Since there usually are no penalties for paying a mortgage off sooner than 30 years, you can now use simple interest to your advantage. If it costs you $247,000 in mortgage interest in the above $300,000 example loan over 30 years, you may be surprised to learn that at the same interest rate, it will only cost you $113,000 in interest if you pay your loan over 15 years. That's a SAVINGS of approximately $134,000 in interest. Imagine what you could do with an additional $134,000 in your bank account! Think of the upgrades you can make on your house. And imagine the financial freedom you'll enjoy living in a paid-off house. To pay off your home in 15 years vs. 30, you have to step up your payments from $1,520 per month for a 30 year loan to $2,295 per month, an increase of $775 per month, or an extra $26.00 per day.
Too much money per month? Pay off your loan in 20 years, at about $1,898 per month and still save a hefty $91,500 in interest.
If your income isn't the same every month, when things are tight, make the minimum payment on time. When you have extra money, send it in to your lender, and make sure they credit the extra money to principal, and not toward your next payment. Your payment coupon may have an option for telling them what to do with the extra money you send.
If you cannot qualify for a 15 year mortgage, accept their offer of a 30 year loan, YOU turn it into a 15 year loan by the way your make your payments.

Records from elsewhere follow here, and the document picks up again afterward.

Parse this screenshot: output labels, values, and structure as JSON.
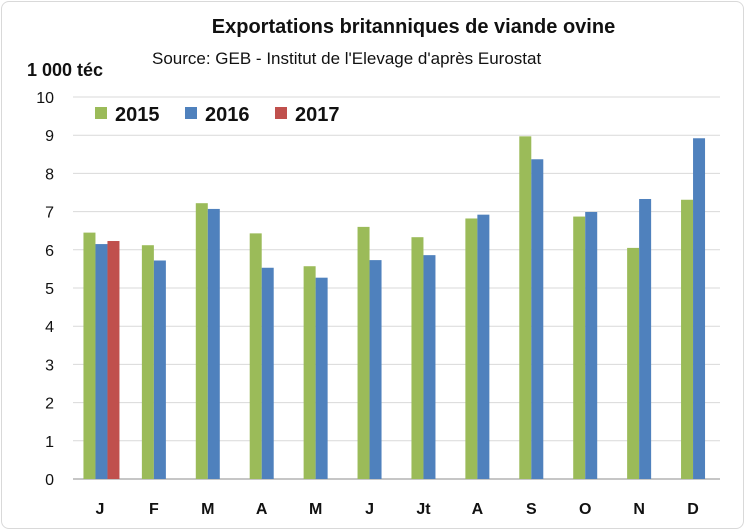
{
  "chart_data": {
    "type": "bar",
    "title": "Exportations britanniques de viande ovine",
    "subtitle": "Source: GEB - Institut de l'Elevage d'après Eurostat",
    "ylabel": "1 000 téc",
    "xlabel": "",
    "ylim": [
      0,
      10
    ],
    "yticks": [
      "0",
      "1",
      "2",
      "3",
      "4",
      "5",
      "6",
      "7",
      "8",
      "9",
      "10"
    ],
    "grid": true,
    "legend_position": "top-left",
    "categories": [
      "J",
      "F",
      "M",
      "A",
      "M",
      "J",
      "Jt",
      "A",
      "S",
      "O",
      "N",
      "D"
    ],
    "series": [
      {
        "name": "2015",
        "color": "#9bbb59",
        "values": [
          6.45,
          6.12,
          7.22,
          6.43,
          5.57,
          6.6,
          6.33,
          6.82,
          8.97,
          6.87,
          6.05,
          7.31
        ]
      },
      {
        "name": "2016",
        "color": "#4f81bd",
        "values": [
          6.15,
          5.72,
          7.07,
          5.53,
          5.27,
          5.73,
          5.86,
          6.92,
          8.37,
          6.99,
          7.33,
          8.92
        ]
      },
      {
        "name": "2017",
        "color": "#c0504d",
        "values": [
          6.23,
          null,
          null,
          null,
          null,
          null,
          null,
          null,
          null,
          null,
          null,
          null
        ]
      }
    ]
  }
}
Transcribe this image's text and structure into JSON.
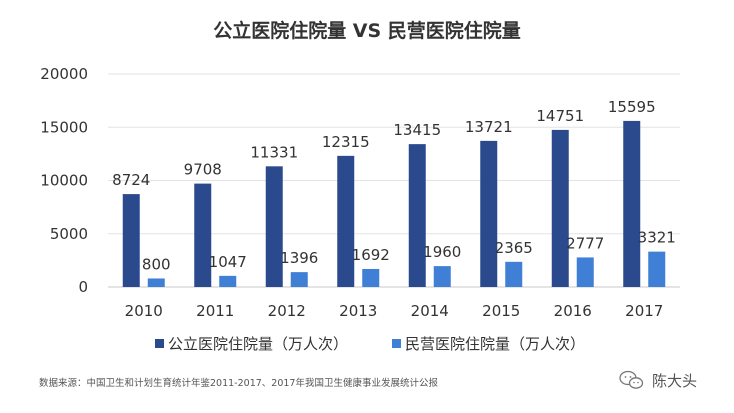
{
  "chart_data": {
    "type": "bar",
    "title": "公立医院住院量 VS 民营医院住院量",
    "categories": [
      "2010",
      "2011",
      "2012",
      "2013",
      "2014",
      "2015",
      "2016",
      "2017"
    ],
    "series": [
      {
        "name": "公立医院住院量（万人次）",
        "color": "#2b4a8e",
        "values": [
          8724,
          9708,
          11331,
          12315,
          13415,
          13721,
          14751,
          15595
        ]
      },
      {
        "name": "民营医院住院量（万人次）",
        "color": "#3f7fd6",
        "values": [
          800,
          1047,
          1396,
          1692,
          1960,
          2365,
          2777,
          3321
        ]
      }
    ],
    "yticks": [
      "0",
      "5000",
      "10000",
      "15000",
      "20000"
    ],
    "ylim": [
      0,
      20000
    ],
    "grid": true,
    "legend_position": "bottom-center",
    "xlabel": "",
    "ylabel": ""
  },
  "source_note": "数据来源：中国卫生和计划生育统计年鉴2011-2017、2017年我国卫生健康事业发展统计公报",
  "watermark": {
    "text": "陈大头",
    "icon": "wechat-icon"
  }
}
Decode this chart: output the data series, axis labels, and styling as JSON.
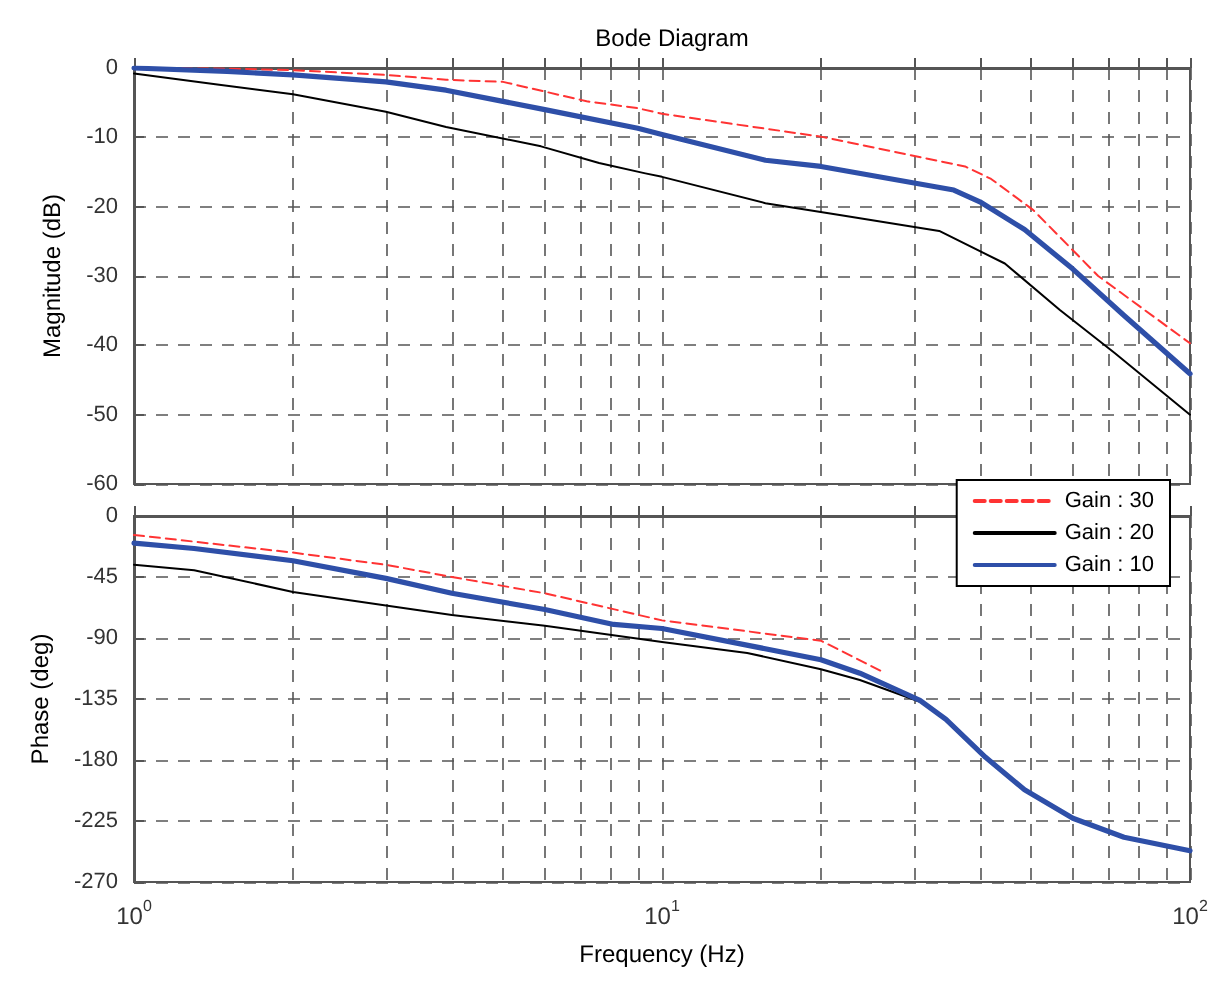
{
  "chart_data": [
    {
      "type": "line",
      "title": "Bode Diagram",
      "ylabel": "Magnitude (dB)",
      "xlim": [
        1,
        100
      ],
      "log": "x",
      "tick_labels": "y",
      "grid": true,
      "legend": "bottom right",
      "marker": "none",
      "xticks": [
        {
          "value": 1,
          "label": null
        },
        {
          "value": 2,
          "label": null
        },
        {
          "value": 3,
          "label": null
        },
        {
          "value": 4,
          "label": null
        },
        {
          "value": 5,
          "label": null
        },
        {
          "value": 6,
          "label": null
        },
        {
          "value": 7,
          "label": null
        },
        {
          "value": 8,
          "label": null
        },
        {
          "value": 9,
          "label": null
        },
        {
          "value": 10,
          "label": null
        },
        {
          "value": 20,
          "label": null
        },
        {
          "value": 30,
          "label": null
        },
        {
          "value": 40,
          "label": null
        },
        {
          "value": 50,
          "label": null
        },
        {
          "value": 60,
          "label": null
        },
        {
          "value": 70,
          "label": null
        },
        {
          "value": 80,
          "label": null
        },
        {
          "value": 90,
          "label": null
        },
        {
          "value": 100,
          "label": null
        }
      ],
      "ylim": [
        -60,
        0
      ],
      "yticks": [
        -60,
        -50,
        -40,
        -30,
        -20,
        -10,
        0
      ],
      "series": [
        {
          "name": "Gain : 30",
          "color": "#ff3333",
          "line_style": "dashed",
          "x": [
            1,
            1.5,
            2,
            3,
            3.9,
            5,
            7.2,
            9,
            10,
            20,
            37.5,
            42,
            50.5,
            67,
            100
          ],
          "values": [
            0,
            -0.1,
            -0.3,
            -1,
            -1.7,
            -2,
            -4.8,
            -5.8,
            -6.6,
            -9.9,
            -14.2,
            -16,
            -20.5,
            -30,
            -39.7
          ]
        },
        {
          "name": "Gain : 20",
          "color": "#000000",
          "line_style": "solid",
          "x": [
            1,
            1.45,
            2,
            3,
            3.9,
            5.9,
            7.6,
            9.3,
            10,
            15.7,
            21.7,
            33.5,
            44.6,
            56.7,
            72,
            100
          ],
          "values": [
            -0.8,
            -2.4,
            -3.8,
            -6.3,
            -8.5,
            -11.3,
            -13.7,
            -15.2,
            -15.7,
            -19.5,
            -21.2,
            -23.5,
            -28.2,
            -34.9,
            -41.1,
            -50
          ]
        },
        {
          "name": "Gain : 10",
          "color": "#2e4fa8",
          "line_style": "solid",
          "x": [
            1,
            1.5,
            2,
            3,
            3.9,
            6,
            9,
            10,
            15.7,
            20,
            35.7,
            40,
            48.6,
            60,
            75,
            100
          ],
          "values": [
            0,
            -0.5,
            -1,
            -2,
            -3.2,
            -6,
            -8.7,
            -9.6,
            -13.3,
            -14.2,
            -17.6,
            -19.3,
            -23.3,
            -29,
            -35.7,
            -44.1
          ]
        }
      ]
    },
    {
      "type": "line",
      "xlabel": "Frequency (Hz)",
      "ylabel": "Phase (deg)",
      "xlim": [
        1,
        100
      ],
      "log": "x",
      "grid": true,
      "marker": "none",
      "xticks": [
        {
          "value": 1,
          "label": "10$^{0}$"
        },
        {
          "value": 2,
          "label": null
        },
        {
          "value": 3,
          "label": null
        },
        {
          "value": 4,
          "label": null
        },
        {
          "value": 5,
          "label": null
        },
        {
          "value": 6,
          "label": null
        },
        {
          "value": 7,
          "label": null
        },
        {
          "value": 8,
          "label": null
        },
        {
          "value": 9,
          "label": null
        },
        {
          "value": 10,
          "label": "10$^{1}$"
        },
        {
          "value": 20,
          "label": null
        },
        {
          "value": 30,
          "label": null
        },
        {
          "value": 40,
          "label": null
        },
        {
          "value": 50,
          "label": null
        },
        {
          "value": 60,
          "label": null
        },
        {
          "value": 70,
          "label": null
        },
        {
          "value": 80,
          "label": null
        },
        {
          "value": 90,
          "label": null
        },
        {
          "value": 100,
          "label": "10$^{2}$"
        }
      ],
      "ylim": [
        -270,
        0
      ],
      "yticks": [
        -270,
        -225,
        -180,
        -135,
        -90,
        -45,
        0
      ],
      "series": [
        {
          "color": "#ff3333",
          "line_style": "dashed",
          "x": [
            1,
            2,
            3,
            4,
            6,
            10,
            20,
            25.9
          ],
          "values": [
            -14,
            -27,
            -36,
            -45,
            -57,
            -77,
            -92,
            -114
          ]
        },
        {
          "color": "#000000",
          "line_style": "solid",
          "x": [
            1,
            1.3,
            2,
            3,
            4,
            6,
            10,
            14.5,
            20,
            23.7,
            30.8
          ],
          "values": [
            -36,
            -40,
            -56,
            -66,
            -73,
            -81,
            -93,
            -101,
            -113,
            -121,
            -137
          ]
        },
        {
          "color": "#2e4fa8",
          "line_style": "solid",
          "x": [
            1,
            1.3,
            2,
            3,
            4,
            6,
            8.1,
            10,
            20,
            23.7,
            30.8,
            34.5,
            41,
            48.6,
            60,
            75,
            100
          ],
          "values": [
            -20,
            -24,
            -33,
            -46,
            -57,
            -69,
            -80,
            -83,
            -106,
            -116,
            -136,
            -150,
            -178,
            -202,
            -223,
            -237,
            -247
          ]
        }
      ]
    }
  ]
}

I have known people who take every extra cent they have and pay off their loan in maybe 10 years. Then they go and buy another house and do it all over again. Over the course of their life, they accumulate several free and clear homes.
Or, pay it down to about 50% of the value of the house, then rent it out and use the rental income to pay off the rest of the loan. Then buy another home and do it all over again. This way you may accumulate even more houses over your lifetime. Just don't get so burdened with debt that you'll lose everything in a downturn.
However you decide to create your future, don't let the costs of a mortgage get in the way of developing your wealth.